Online Tensor Learning: Computational and Statistical Trade-offs, Adaptivity and Optimal Regret

We investigate a generalized framework for estimating latent low-rank tensors in an online setting, encompassing both linear and generalized linear models. This framework offers a flexible approach for handling continuous or categorical variables. Additionally, we investigate two specific applications: online tensor completion and online binary tensor learning. To address these challenges, we propose the online Riemannian gradient descent algorithm, which demonstrates linear convergence and the ability to recover the low-rank component under appropriate conditions in all applications.

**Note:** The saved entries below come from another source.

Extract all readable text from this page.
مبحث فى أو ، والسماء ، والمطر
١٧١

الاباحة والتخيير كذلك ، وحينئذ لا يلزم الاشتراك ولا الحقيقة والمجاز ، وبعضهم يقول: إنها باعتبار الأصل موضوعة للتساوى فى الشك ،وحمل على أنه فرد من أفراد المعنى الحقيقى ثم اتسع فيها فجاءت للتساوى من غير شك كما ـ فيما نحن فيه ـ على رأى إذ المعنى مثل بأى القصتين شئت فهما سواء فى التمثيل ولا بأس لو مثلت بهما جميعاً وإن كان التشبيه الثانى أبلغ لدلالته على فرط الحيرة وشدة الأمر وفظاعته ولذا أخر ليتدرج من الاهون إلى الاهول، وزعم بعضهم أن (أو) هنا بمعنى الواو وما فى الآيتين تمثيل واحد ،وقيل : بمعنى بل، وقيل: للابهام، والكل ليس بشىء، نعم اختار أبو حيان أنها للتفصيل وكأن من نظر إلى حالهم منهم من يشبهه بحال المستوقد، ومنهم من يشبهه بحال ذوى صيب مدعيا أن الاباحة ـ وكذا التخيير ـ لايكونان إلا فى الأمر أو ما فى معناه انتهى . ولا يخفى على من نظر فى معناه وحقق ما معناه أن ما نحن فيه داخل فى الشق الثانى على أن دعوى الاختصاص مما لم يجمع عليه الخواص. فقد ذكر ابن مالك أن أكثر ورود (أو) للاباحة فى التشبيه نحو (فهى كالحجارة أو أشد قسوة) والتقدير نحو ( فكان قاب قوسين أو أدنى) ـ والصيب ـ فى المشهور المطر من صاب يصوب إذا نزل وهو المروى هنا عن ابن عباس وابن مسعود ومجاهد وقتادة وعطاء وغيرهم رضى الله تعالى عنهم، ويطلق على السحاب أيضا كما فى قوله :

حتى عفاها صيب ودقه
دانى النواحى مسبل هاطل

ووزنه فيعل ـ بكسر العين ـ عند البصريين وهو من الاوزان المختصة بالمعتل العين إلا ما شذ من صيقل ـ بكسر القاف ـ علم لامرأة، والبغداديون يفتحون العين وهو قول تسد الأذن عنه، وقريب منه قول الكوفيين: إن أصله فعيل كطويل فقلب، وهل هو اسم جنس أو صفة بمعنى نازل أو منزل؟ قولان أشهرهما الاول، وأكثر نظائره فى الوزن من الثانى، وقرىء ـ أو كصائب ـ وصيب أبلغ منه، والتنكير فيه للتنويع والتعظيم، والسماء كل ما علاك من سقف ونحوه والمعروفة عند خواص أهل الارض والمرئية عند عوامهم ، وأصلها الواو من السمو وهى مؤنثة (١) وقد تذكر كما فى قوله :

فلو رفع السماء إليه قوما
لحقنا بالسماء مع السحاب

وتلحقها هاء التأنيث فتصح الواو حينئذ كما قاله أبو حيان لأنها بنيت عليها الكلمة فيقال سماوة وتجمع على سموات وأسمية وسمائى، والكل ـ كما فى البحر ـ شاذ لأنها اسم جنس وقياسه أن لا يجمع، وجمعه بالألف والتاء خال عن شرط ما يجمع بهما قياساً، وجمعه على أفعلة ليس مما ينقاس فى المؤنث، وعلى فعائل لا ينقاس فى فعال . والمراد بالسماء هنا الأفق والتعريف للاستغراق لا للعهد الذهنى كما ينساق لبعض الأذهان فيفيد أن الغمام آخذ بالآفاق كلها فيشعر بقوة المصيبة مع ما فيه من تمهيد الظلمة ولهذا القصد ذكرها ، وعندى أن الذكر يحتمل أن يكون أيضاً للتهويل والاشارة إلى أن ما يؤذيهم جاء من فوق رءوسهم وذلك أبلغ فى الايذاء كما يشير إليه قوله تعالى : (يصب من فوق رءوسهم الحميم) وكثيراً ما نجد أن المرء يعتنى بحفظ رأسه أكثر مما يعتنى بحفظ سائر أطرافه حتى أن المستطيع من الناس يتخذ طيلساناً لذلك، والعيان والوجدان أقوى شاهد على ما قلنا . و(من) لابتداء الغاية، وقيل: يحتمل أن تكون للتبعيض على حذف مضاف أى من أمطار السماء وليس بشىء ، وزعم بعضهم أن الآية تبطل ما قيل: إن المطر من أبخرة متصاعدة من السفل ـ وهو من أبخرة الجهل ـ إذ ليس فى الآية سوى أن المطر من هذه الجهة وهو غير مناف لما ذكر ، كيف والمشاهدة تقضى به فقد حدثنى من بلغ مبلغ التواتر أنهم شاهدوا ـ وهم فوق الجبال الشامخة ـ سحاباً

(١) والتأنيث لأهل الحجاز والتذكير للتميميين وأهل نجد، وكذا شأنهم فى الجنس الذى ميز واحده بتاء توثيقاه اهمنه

Furthermore, we establish a precise entry-wise error bound for online tensor completion. Notably, our work represents the first attempt to incorporate noise in the online low-rank tensor recovery task. Intriguingly, we observe a surprising trade-off between computational and statistical aspects in the presence of noise. Increasing the step size accelerates convergence but leads to higher statistical error, whereas a smaller step size yields a statistically optimal estimator at the expense of slower convergence. Moreover, we conduct regret analysis for online tensor regression. Under the fixed step size regime, a fascinating trilemma concerning the convergence rate, statistical error rate, and regret is observed. With an optimal choice of step size we achieve an optimal regret of $O(\sqrt{T})$. Furthermore, we extend our analysis to the adaptive setting where the horizon T is unknown. In this case, we demonstrate that by employing different step sizes, we can attain a statistically optimal error rate along with a regret of $O(\log T)$. To validate our theoretical claims, we provide numerical results that corroborate our findings and support our assertions.